In September, we plan to come out with a Scala API inspired by Keras/Torch, which will also share a neural net config file with Keras and allow model imports into DL4J.
We actually are going to be doing some stuff with IBM/NVLink as well as some other neat things I can't announce. We'll be able to benchmark on this front similar to you guys though :).
We'll be doing RDMA for this and plan on writing the code to match that using spark for orchestration and data storage/loading.
Right now the main thing we do is data parallelism on partitions of data with intermittent averaging with data being trained on various spark partitions.
I don't know, but I am curious about how many people, in percentages, outside Google and Facebook and the likes, need to scale their models to more than 8 GPUS?

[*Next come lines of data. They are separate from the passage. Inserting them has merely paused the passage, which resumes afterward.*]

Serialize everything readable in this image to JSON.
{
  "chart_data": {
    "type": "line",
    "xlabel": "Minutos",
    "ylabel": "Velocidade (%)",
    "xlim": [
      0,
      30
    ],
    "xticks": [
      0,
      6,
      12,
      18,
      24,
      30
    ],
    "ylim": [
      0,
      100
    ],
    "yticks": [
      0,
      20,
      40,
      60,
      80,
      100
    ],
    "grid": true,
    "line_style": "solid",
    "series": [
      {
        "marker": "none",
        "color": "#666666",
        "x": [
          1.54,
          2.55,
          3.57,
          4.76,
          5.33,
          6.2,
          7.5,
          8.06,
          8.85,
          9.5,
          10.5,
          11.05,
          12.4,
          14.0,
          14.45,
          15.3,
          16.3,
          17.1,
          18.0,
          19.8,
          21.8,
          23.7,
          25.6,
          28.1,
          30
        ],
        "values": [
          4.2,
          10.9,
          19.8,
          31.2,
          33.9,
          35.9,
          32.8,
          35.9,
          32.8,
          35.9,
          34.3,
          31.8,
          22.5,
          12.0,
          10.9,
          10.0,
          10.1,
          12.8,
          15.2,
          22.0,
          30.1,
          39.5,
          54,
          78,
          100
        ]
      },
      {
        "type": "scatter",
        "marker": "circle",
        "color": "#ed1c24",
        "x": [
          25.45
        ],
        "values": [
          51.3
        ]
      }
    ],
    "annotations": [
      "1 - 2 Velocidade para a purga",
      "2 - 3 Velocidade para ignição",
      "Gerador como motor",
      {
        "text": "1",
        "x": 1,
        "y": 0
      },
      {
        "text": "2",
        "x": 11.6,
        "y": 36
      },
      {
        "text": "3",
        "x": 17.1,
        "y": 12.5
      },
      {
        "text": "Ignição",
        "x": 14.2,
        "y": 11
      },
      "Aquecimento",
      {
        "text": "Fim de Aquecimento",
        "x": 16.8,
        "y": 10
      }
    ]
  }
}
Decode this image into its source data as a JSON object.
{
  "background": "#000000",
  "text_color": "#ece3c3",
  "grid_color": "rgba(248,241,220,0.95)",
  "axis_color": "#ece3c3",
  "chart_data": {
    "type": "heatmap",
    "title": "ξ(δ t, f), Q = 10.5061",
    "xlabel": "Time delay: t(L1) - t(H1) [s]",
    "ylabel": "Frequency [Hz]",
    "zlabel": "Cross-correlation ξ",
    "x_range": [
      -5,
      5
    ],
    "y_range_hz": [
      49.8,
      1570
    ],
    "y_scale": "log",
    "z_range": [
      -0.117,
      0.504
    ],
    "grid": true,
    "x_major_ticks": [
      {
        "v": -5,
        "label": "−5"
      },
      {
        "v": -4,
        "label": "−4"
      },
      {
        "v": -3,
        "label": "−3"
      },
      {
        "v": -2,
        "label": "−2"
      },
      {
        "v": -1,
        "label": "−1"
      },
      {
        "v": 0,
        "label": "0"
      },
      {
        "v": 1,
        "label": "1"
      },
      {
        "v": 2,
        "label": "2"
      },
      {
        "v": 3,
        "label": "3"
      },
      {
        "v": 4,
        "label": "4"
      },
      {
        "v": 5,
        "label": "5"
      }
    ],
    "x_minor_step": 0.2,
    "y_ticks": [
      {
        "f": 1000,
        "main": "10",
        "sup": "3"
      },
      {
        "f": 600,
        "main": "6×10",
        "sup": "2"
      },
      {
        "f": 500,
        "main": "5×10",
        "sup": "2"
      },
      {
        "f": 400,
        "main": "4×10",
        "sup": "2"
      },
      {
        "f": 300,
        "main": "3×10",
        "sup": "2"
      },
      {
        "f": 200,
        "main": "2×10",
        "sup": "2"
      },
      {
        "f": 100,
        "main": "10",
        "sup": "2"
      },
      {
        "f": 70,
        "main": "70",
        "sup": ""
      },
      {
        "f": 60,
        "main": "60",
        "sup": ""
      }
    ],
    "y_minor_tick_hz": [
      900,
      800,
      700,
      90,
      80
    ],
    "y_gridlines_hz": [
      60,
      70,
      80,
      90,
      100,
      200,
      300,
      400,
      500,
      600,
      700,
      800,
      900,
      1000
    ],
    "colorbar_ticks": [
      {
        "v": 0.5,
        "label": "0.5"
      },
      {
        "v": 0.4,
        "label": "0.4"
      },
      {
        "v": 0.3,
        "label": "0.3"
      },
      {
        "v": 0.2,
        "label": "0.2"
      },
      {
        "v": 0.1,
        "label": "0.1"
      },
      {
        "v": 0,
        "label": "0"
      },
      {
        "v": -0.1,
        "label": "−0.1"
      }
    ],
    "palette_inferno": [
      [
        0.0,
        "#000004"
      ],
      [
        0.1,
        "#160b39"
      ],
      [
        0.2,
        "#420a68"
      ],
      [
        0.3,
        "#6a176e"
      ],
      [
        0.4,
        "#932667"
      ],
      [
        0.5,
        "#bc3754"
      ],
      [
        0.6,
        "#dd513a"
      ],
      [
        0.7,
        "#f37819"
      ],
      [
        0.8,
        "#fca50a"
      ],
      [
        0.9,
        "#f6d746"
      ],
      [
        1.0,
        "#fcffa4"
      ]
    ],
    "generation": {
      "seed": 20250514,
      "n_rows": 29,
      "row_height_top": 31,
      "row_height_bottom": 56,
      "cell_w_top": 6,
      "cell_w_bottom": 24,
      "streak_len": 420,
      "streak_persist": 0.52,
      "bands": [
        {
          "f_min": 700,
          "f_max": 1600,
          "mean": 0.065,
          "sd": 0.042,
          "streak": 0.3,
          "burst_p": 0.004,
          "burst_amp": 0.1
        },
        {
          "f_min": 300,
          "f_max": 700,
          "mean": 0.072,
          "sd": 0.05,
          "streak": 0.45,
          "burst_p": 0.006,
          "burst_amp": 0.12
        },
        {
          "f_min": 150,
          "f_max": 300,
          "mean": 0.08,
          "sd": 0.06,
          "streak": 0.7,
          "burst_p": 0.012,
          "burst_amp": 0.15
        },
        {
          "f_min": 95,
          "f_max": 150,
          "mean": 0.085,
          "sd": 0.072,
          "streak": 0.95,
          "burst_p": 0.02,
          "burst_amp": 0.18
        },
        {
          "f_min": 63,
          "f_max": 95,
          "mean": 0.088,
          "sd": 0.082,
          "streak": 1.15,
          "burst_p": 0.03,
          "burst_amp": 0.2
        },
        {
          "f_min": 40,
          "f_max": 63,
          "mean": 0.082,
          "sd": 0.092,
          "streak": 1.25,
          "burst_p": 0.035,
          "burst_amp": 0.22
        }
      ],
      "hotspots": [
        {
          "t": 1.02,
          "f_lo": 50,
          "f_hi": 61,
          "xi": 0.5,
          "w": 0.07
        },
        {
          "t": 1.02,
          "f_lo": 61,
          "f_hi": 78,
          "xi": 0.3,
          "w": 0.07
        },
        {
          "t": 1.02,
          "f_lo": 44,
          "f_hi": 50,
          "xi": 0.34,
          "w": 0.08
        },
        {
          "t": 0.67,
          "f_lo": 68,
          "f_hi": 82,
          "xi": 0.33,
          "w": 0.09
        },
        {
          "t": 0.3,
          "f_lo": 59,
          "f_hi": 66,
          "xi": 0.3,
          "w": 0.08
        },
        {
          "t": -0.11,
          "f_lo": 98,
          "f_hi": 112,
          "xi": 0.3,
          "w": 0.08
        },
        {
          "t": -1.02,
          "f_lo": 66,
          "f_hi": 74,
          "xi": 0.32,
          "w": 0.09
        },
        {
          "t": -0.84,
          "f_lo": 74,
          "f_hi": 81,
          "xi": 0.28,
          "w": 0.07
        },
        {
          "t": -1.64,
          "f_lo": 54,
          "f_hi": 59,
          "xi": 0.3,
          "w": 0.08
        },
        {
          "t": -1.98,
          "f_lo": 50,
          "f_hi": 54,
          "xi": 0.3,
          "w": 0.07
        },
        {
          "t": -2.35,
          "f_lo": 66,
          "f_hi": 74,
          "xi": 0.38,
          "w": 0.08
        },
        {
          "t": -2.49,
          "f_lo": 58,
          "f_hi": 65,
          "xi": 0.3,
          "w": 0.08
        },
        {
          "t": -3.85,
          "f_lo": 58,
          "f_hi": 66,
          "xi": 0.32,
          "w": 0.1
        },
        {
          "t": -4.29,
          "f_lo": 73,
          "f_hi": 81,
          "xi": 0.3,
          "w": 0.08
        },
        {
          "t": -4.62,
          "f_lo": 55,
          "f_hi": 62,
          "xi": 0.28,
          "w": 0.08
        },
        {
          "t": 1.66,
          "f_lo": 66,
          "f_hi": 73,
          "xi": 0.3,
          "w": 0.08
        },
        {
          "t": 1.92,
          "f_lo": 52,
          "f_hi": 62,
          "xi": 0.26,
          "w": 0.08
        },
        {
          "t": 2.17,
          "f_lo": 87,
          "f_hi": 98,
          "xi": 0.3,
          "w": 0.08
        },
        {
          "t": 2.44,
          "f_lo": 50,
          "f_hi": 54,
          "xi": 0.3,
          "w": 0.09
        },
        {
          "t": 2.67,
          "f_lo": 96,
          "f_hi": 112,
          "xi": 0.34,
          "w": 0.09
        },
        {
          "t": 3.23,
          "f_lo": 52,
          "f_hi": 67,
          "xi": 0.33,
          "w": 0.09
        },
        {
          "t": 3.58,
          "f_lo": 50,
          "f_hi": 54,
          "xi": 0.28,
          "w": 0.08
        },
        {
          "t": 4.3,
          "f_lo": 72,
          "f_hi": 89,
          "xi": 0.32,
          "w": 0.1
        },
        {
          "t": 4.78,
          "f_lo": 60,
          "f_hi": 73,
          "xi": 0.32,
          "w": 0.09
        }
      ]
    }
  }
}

If you're paying for CPU/GPU hours, the more you parallelize the faster you get your result for the same money. (Of course till you hit the parallelization limit of your network, but NNs are very parallelizable in general). And the larger your training dataset, the better your results.
I am aware of that. The question was not whether more than 8 GPUs would be useful in ideal circumstances, it was about how many people actually use that functionality with other frameworks other than DL4J?
Many of the models people are building here, such as generative image models, take a few days to train (say, 100 hours) on our 4 GPU boxes. Research would be faster if we could train on 400 GPUS in one hour, but the communication bandwidth required makes it hard to scale.
Training data is easy to duplicate and share nothing.
Large models with shared weights get tricky but less frequent asynchronous updates with schemes like hogwild seem to work with SGD. I believe TF has support for this too. It won't scale linearly but might be good enough.
There's some excitement about synthetic gradients to allow less communication and further parallelism.
The hpc community has certainly leveraged 400 GPU clusters.
It seems like a fun problem, and if you want to focus the resources, there isn't anything insurmountable about utilizing 400 GPUs :)
The DeepMind paper on synthetic gradients is super interesting for training in clusters. I hope it gets built into TF soon.
Also really hope there will be more options for GPU hardware on public clouds.
Eventually the pieces will come together and it will be trivial to deploy cloud 400gpus for an hour to run the load your local 4gpu workstation would spend 100 hours on, but we are definitely not there yet.
We are working on a packaging format called snappy (http://www.snapcraft.io) and starting to talk to TF guys about packaging TF with it (kubernetes is already packaged as a snap) - hopefully this will take some pain away once it's working
I am aware of that. The question was not whether more than 8 GPUs would be useful in ideal circumstances, it was about how many people actually use that functionality with other frameworks other than DL4J?
BTW I do not have any connection with DL4J, nor do I use it.
For Java/Scala people, Deeplearning4j has a pretty sophisticated Spark + GPUs setup:
http://deeplearning4j.org/gpu
http://deeplearning4j.org/spark
http://deeplearning4j.org/spark-gpus
[Disclosure: I help create DL4J, and it's supported by my startup, Skymind.]